Yinka Shonibare, Untitled (Dollhouse), 2002 (Bradford Museums and Galleries/Courtesy Art UK)

Nonprofit to document publicly-owned sculptures in the U.K.

There have been a number of projects to digitize culture as of late. More and more museums are putting their collections online, and there are, of course, the many projects of Google Arts & Culture, including the company’s recent experiments 3-D printing historic sites. Now, all of the United Kingdom‘s publicly-owned sculptures that have been made in the past millennium—some 150,000 of them—are going online.

Art UK, which has previously worked to get oil paintings documented and accessible online, estimates that most of the country’s sculptures have not been previously photographed, at least in any systematic way, and that only around one percent of the country’s public collections can currently be found online. With nearly £4 million in funding secured, the nonprofit’s new project brings to light the many sculptures that stay tucked away in storage, as so many works are, exposing them to people across the world through a web platform.

Art UK is working on documenting thousands of works of sculpture from across the U.K. and making them publicly available online. (Courtesy Art UK)

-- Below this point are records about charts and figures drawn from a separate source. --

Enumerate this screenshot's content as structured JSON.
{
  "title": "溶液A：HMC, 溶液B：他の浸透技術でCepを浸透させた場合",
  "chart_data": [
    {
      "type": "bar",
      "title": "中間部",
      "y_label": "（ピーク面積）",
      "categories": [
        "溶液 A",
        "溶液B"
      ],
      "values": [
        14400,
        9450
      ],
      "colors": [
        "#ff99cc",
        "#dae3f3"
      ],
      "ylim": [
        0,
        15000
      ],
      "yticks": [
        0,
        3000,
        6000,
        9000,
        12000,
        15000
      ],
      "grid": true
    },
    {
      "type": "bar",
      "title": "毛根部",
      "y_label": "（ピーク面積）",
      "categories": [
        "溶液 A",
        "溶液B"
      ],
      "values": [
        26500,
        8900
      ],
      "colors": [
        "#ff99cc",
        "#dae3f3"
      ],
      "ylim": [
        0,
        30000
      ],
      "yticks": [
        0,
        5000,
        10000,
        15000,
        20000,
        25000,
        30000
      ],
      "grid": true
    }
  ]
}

The nonprofit’s staff, joined by photographers and volunteers, will be traveling across the U.K. to document sculptures from around the world, though they will only focus on those that were made over the past thousand years and are in the U.K.’s public collections or in significant private partner collections, such as those at Oxford and Cambridge. The documentation acts as a critical intervention in preserving and protecting cultural heritage, especially considering that the majority of these works are located outside and are subject to the elements and vandalism.

To help organize all these works and all this information, Art UK invites users to join its Tagger platform, which was created along with Citizens Science Alliance, a group based in the astrophysics department at the University of Oxford, and with staff from the art history department at the University of Glasgow, to allow volunteers to help organize, describe, and make searchable hundreds of thousands of artworks.

Henry Moore, Upright Motive No. 2, c. 1955–1963 (Tracy Jenkins/Courtesy Art UK)

Part of Art UK’s mission is to show as much of the national art collection as possible, an objective that doesn’t end with the online index. Alongside the digitizing project, Art UK is embarking on  various engagement projects, including “60 sculpture-related films” being created “with and by young people.” The nonprofit will also be taking 125 sculptures into schools. You can now view the first 1,000 cataloged sculptures, including everything from outdoor modernist works by Henry Moore, a dollhouse by Yinka Shonibare, 19th-century buddhas, 15th-century bishops, and a wide array of public architectural fixtures.